Beragama Tanpa Bertuhan

Biasa narasi menjelang dan seputaran Natal itu soal ucapan yang boleh atau haram. Kini melebar dan membesar menjadi pembubaran Natalan. Itu tidak lagi penting, namun bagaimana sikap beragama, ritual keagamaan namun malah mengabaikan kemanusiaan dan Tuhan.

Video yang beredar di WAG dan media sosial, jelas pro dan kontra yang ada. Bagaimana seorang  bapak yang merasa benar membubarkan rencana Perayaan Natal dan seorang Ibu yang merasa benar mengadakan Perayaan Natal di rumah.

Saya tak hendak menyoal boleh dan tidaknya perayaan itu berlangsung. Toh mau mulut berbusa-busa darah juga sama saja, ketika otaknya masih ngontrak.  Malah saya cenderung melihat, bagaimana kedua belah pihak itu hanya bicara tataran egoisme sendiri-sendiri, bertikai pada ritual yang wajib bagi si satu sisi dan pihak lain tidak boleh.

Bagi penganut Kristen yang paham sejarah Gereja, tentu tahu bagaimana bapa-bapa Gereja itu, termasuk para rasul beribadah dan berdoa di katakombe. Apakah mereka mengutuk penjajah Romawi atau imam-imam kepala?
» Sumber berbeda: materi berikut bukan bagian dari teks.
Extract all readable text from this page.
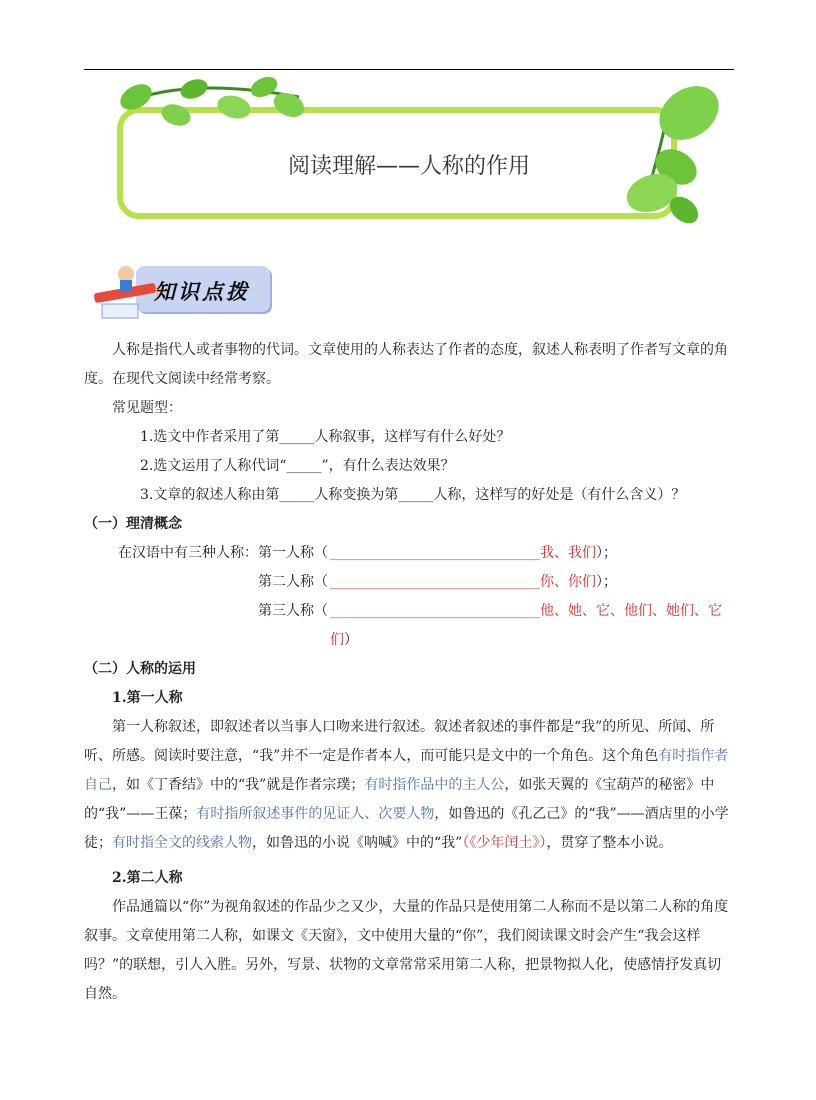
阅读理解——人称的作用
知识点拨

人称是指代人或者事物的代词。文章使用的人称表达了作者的态度，叙述人称表明了作者写文章的角度。在现代文阅读中经常考察。

常见题型：

1.选文中作者采用了第_____人称叙事，这样写有什么好处？

2.选文运用了人称代词“_____”，有什么表达效果？

3.文章的叙述人称由第_____人称变换为第_____人称，这样写的好处是（有什么含义）？

（一）理清概念

在汉语中有三种人称： 第一人称（ ______________________________我、我们）；
第二人称（ ______________________________你、你们）；
第三人称（ ______________________________他、她、它、他们、她们、它们）

（二）人称的运用

1.第一人称

第一人称叙述，即叙述者以当事人口吻来进行叙述。叙述者叙述的事件都是“我”的所见、所闻、所听、所感。阅读时要注意，“我”并不一定是作者本人，而可能只是文中的一个角色。这个角色有时指作者自己，如《丁香结》中的“我”就是作者宗璞；有时指作品中的主人公，如张天翼的《宝葫芦的秘密》中的“我”——王葆；有时指所叙述事件的见证人、次要人物，如鲁迅的《孔乙己》的“我”——酒店里的小学徒；有时指全文的线索人物，如鲁迅的小说《呐喊》中的“我”（《少年闰土》），贯穿了整本小说。

2.第二人称

作品通篇以“你”为视角叙述的作品少之又少，大量的作品只是使用第二人称而不是以第二人称的角度叙事。文章使用第二人称，如课文《天窗》，文中使用大量的“你”，我们阅读课文时会产生“我会这样吗？”的联想，引人入胜。另外，写景、状物的文章常常采用第二人称，把景物拟人化，使感情抒发真切自然。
Pasti tidak, mereka fokus pada pengabdiannya pada Tuhan. Mereka tidak memaksakan diri untuk bisa beribadah sama dengan kaum Yahudi di Bait-Bait Allah. Apakah ini sebuah jiwa penakut? Jelas bukan.  Mosok mau beribadah malah ramai, bertikai, di mana kedamaian hati itu?

Dibubarkan, ya bubar saja. Apa tidak ingat, Yesus ditolak di mana-mana dan berujung salib bukan? Hanya diusir dan dibubarkan ibadatnya saja repot dan malah adu mulut dan otot urat sampai keluar. Di mana damai Natal jika demikian?
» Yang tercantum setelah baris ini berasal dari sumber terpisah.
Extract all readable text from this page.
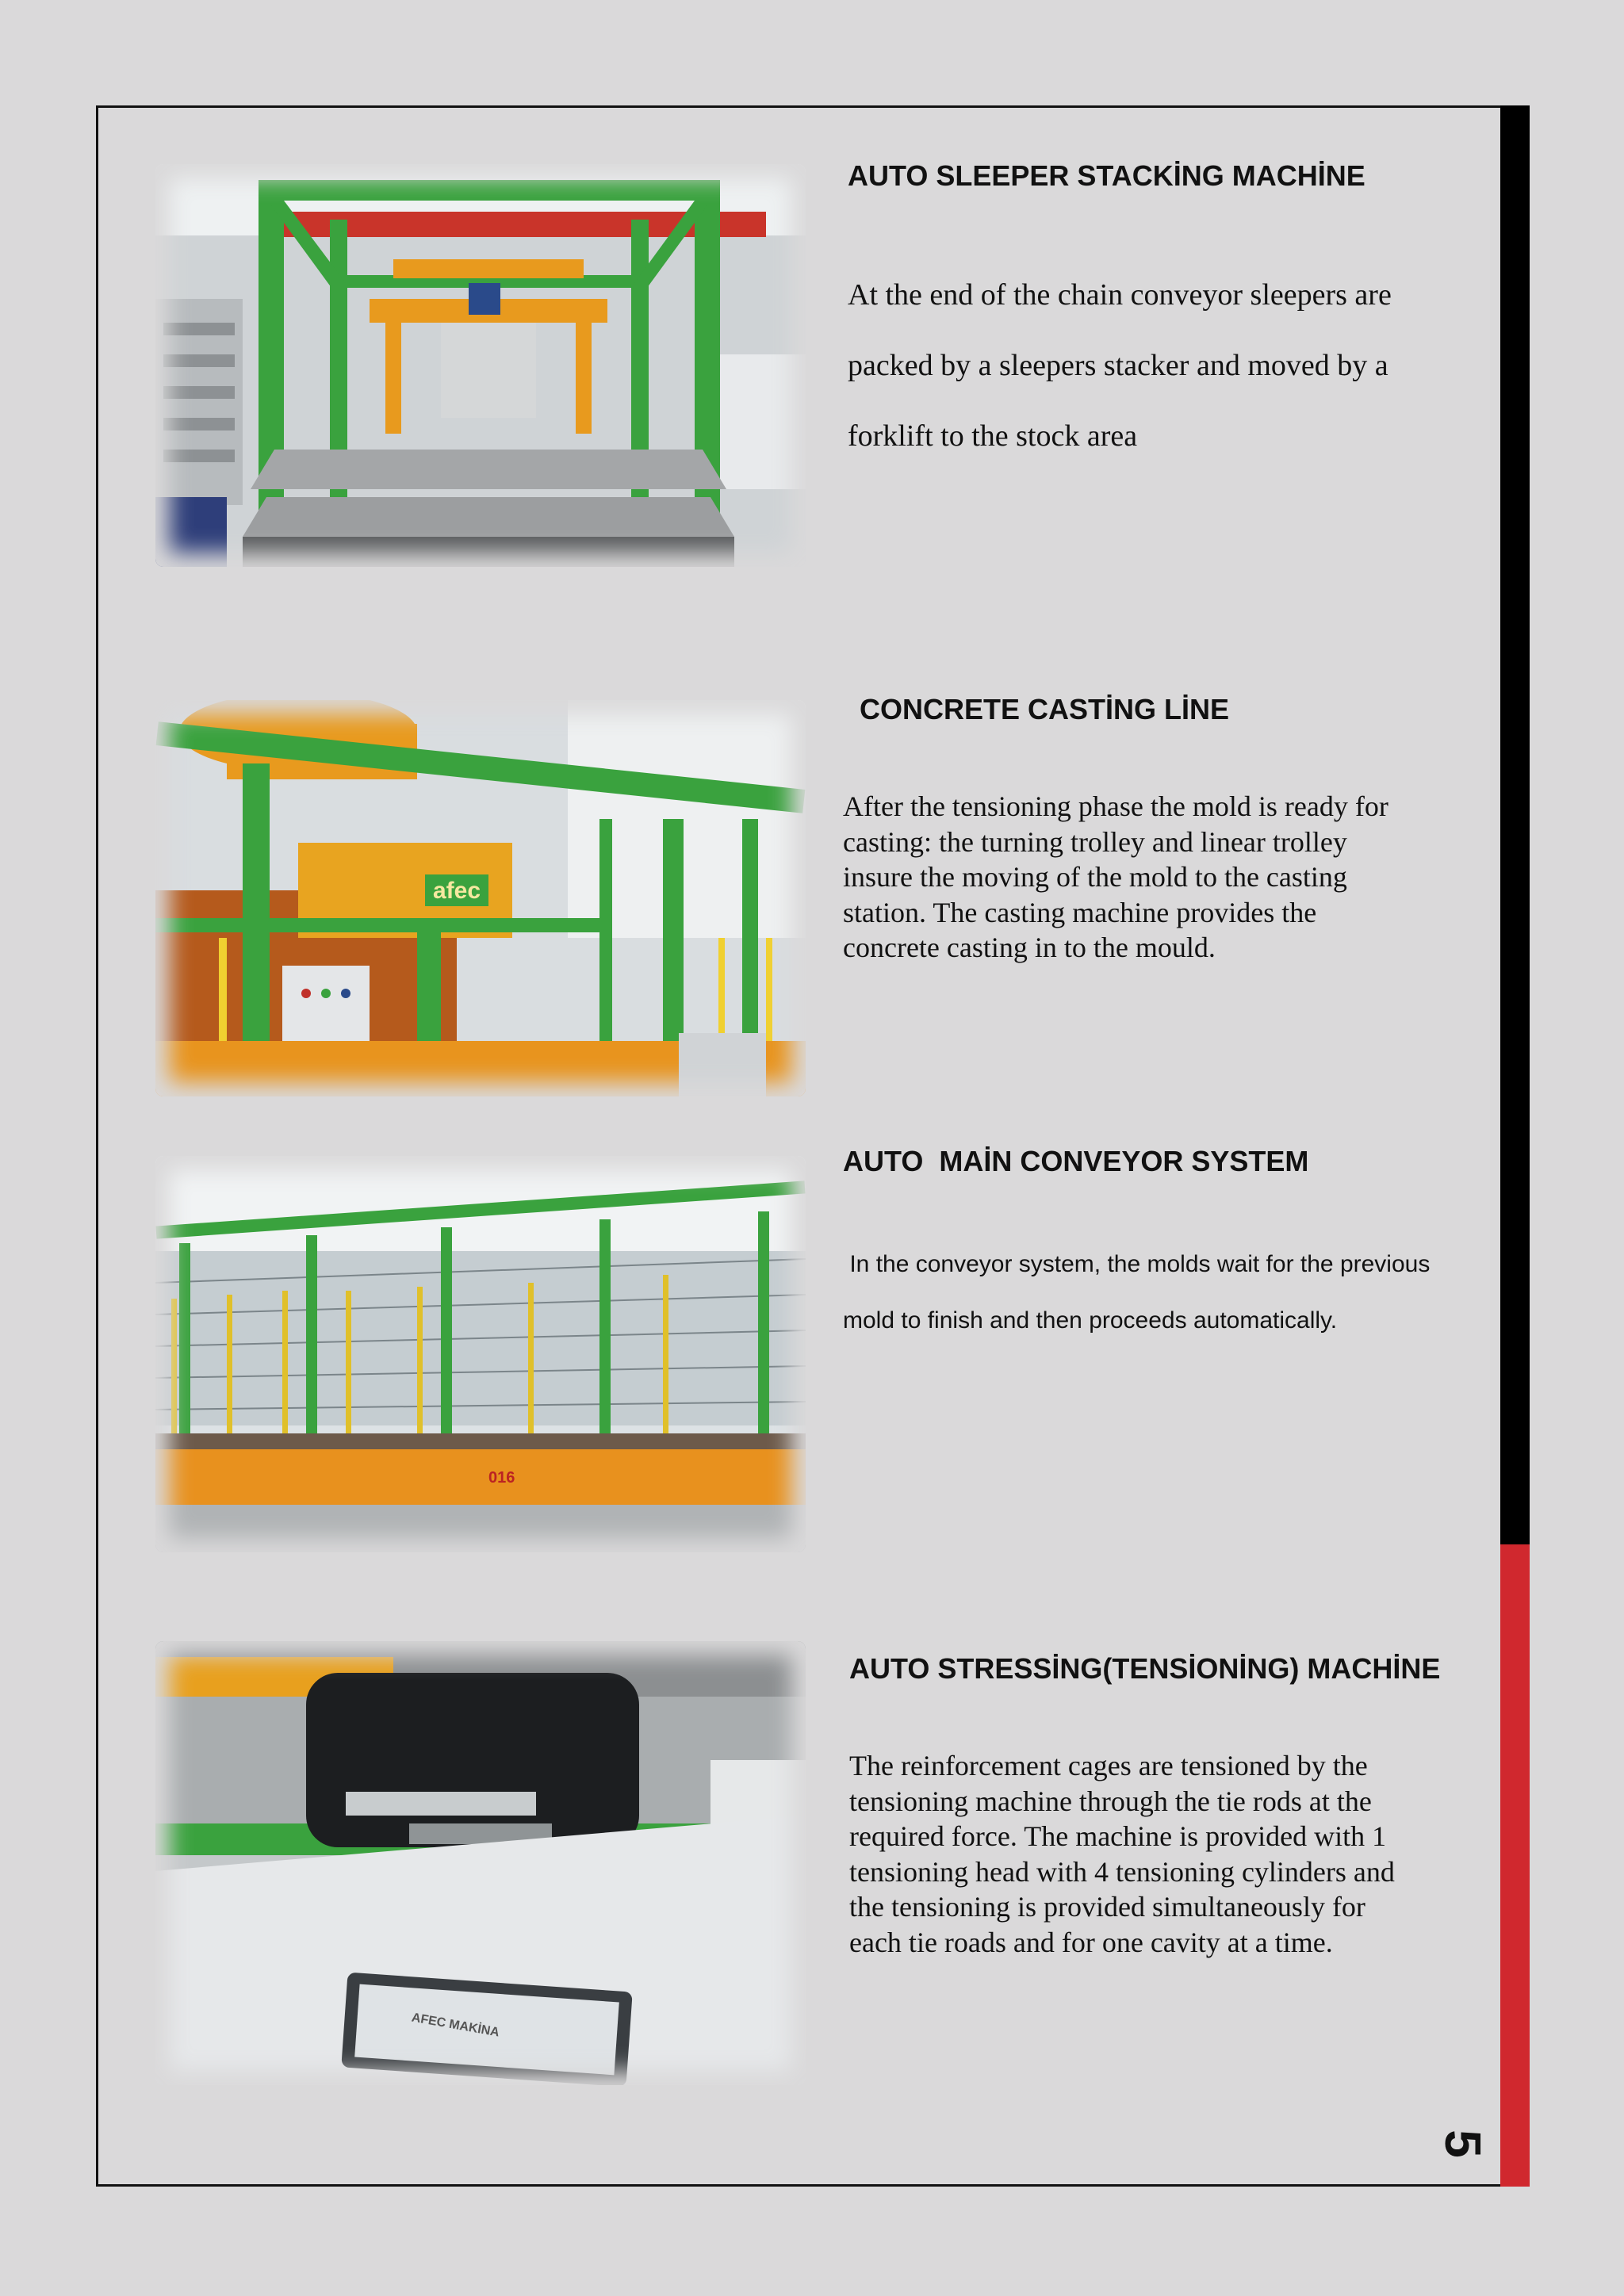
5
AUTO SLEEPER STACKİNG MACHİNE

At the end of the chain conveyor sleepers are
packed by a sleepers stacker and moved by a
forklift to the stock area

afec
CONCRETE CASTİNG LİNE

After the tensioning phase the mold is ready for
casting: the turning trolley and linear trolley
insure the moving of the mold to the casting
station. The casting machine provides the
concrete casting in to the mould.

016
AUTO  MAİN CONVEYOR SYSTEM

In the conveyor system, the molds wait for the previous
mold to finish and then proceeds automatically.

AFEC MAKİNA
AUTO STRESSİNG(TENSİONİNG) MACHİNE

The reinforcement cages are tensioned by the
tensioning machine through the tie rods at the
required force. The machine is provided with 1
tensioning head with 4 tensioning cylinders and
the tensioning is provided simultaneously for
each tie roads and for one cavity at a time.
Damai, hati yang damai itu hakikat Natal, suka cita, kebahagiaan, dan damai sejahtera. Itu tidak kog harus bersyarat, ketika bisa beribadah dengan damai, megah gedungnya, meriah koornya. Tidak demikian. Ritual yang      ditolak, memang merusak relasinya dengan Tuhan?

Malah marah-marah karena tidak bisa beribadat itu yang mengganggu relasi dengan Tuhan. Mengasihi Tuhan itu dengan mengasihi sesama yang tampak. Apakah lupa kata-kata Yesus di kayu salib yang mengatakan, ampuni karena mereka tidak tahu apa yang mereka perbuat?

Ingat, anak-anak Terang akan dimusuhi bahkan oleh keluarganya sendiri. Jadi mengapa marah, takut, dan kecewa? Jangan lupa, tidak perlu menuntut hak sebagai warga negara. Takutlah Tuhan, bukan agama.

Mengedepankan ritual namun abai yang fundamental. Damai suka cita. Ada jalan lain untuk melakukan ibadah, tidak perlu juga show of force bukan?

Jangan berkecil hati sebagai anak negeri, ketika sudah menjadi anak-anak Allah. damai sejahtera itu penting.